Renvoi de migrants illégaux vers le Rwanda : les Européens légitimisent le régime de Kigali

Le Prince Charles sera à Kigali, fin juin, pour assister au Sommet du Commonwealth. Le Rwanda semble jouir des faveurs du Royaume-Uni, qui a signé, le 14 avril, un accord pour y déporter des migrants illégaux.

“Le but de Londres est surtout d’effrayer les migrants à Calais pour qu’ils n’aillent pas en Grande-Bretagne, en les menaçant de les envoyer au Rwanda. Mais le gouvernement britannique renforce ainsi la légitimité du président rwandais Paul Kagame”, estime Michela Wrong, venue récemment présenter à Johannesburg son livre “Do Not disturb : The story of a political murder and an african regime gone bad” (2021, non traduit), consacré aux assassinats politiques commis par le régime de Kagame.

Le Danemark s’apprête lui aussi à signer un tel accord avec Kigali.

Un enjeu économique et stratégique

Pour la journaliste britannique, l’accueil des réfugiés dans le pays pourtant le plus surpeuplé du continent africain ne représente pas seulement un apport financier pour Kigali (140 millions d’euros, comme premier versement), mais fait aussi partie d’une opération de charme du chef d’Etat du Rwanda.

“Il est prêt à aider les Occidentaux à résoudre leurs problèmes, en leur présentant des solutions efficaces et peu couteuses”, estime-t-elle.

La participation de 5000 soldats rwandais à des opérations de maintien de la paix (Centrafrique) et contre le terrorisme islamique (Somalie, Mali, Mozambique) s’inscrit dans cette même logique. La même intention de séduire l’Occident se reflète dans le financement du club de foot d’Arsenal ou dans la protection des gorilles de montagne.

“Cette ‘histoire d’amour’ est, en grande partie, le résultat de la culpabilité compréhensible de l’Occident, incapable d’empêcher le génocide des Tutsis”, selon l’auteur du livre.

Malgré son régime dictatorial et l’assassinat de ses opposants, la moitié du budget au Rwanda est soutenu par l’aide occidentale.

Les Etats-Unis se montrent toutefois beaucoup plus critiques depuis la condamnation en 2021, à 25 ans de prison, de Paul Rusesabagina, qui a inspiré le film “Hôtel Rwanda”. Les délégués américains à la session du Conseil des droits de l’homme de l’ONU, le 25 janvier à Genève, ont ouvertement critiqué – avec d’autres- le non-respect des droits de l’homme au Rwanda.

Kagame n’a pas été invité au sommet sur le climat organisé par Biden en avril avec cinq présidents africains. “Malgré son régime dictatorial et l’assassinat de ses opposants, la moitié du budget au Rwanda est soutenu par l’aide occidentale” dénonce Wrong.

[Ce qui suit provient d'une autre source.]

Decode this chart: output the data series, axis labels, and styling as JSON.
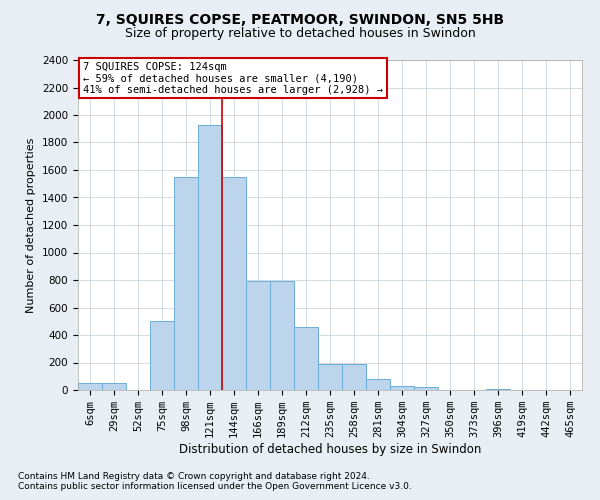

Elle déplore que “les organisations d’aide internationale qui vantent l’exemple du Rwanda en matière de développement accréditent l’idée qu’une dictature efficace peut être un modèle pour l’Afrique. Il y a pourtant une totale opacité sur les ressources venant de RDC”.

Le Rwanda serait-il le “proxy” de la France ?

“Même l’Afrique du Sud est en train de laisser le Rwanda lui ravir le rôle de leader en Afrique”, poursuit Wrong. Les relations entre les deux pays sont pourtant tendues depuis l’assassinat de l’ex-chef des services secrets du Rwanda Patrick Karegeya à Johannesburg en 2013 et les quatre tentatives d’assassinat à l’encontre du général Kayuma Nyamwasa (la journaliste consacre plusieurs chapitres de son livre à ces deux proches de Kagame tombés en disgrâce).

“Le déploiement de 2000 soldats rwandais au Mozambique depuis juillet 2021, sans consultation des pays de la SADC (Afrique australe), a aussi mécontenté Pretoria”, ajoute Liesl Louw, de l’Institut des études de sécurité, à Pretoria.

Les pays d’Afrique australe reprochent au Rwanda de se comporter en proxy de la France. Depuis l’intervention des Rwandais dans la province du Capo Delgado, où un énorme projet d’exploitation de gaz par Total était menacé par l’insurrection islamiste, Paris multiplie les accords financiers avec Kigali.

“C’est assez significatif qu’il n’y ait eu aucune rencontre à haut niveau entre le Mozambique, la SADC et le Rwanda pour coordonner leur stratégie”, poursuit Liesl Louw.

Même si Kagame, qui préside depuis 2016 la commission en charge des réformes au sein de l’Union africaine, se profile en leader de l’Afrique, son style autoritaire passe mal en Afrique australe.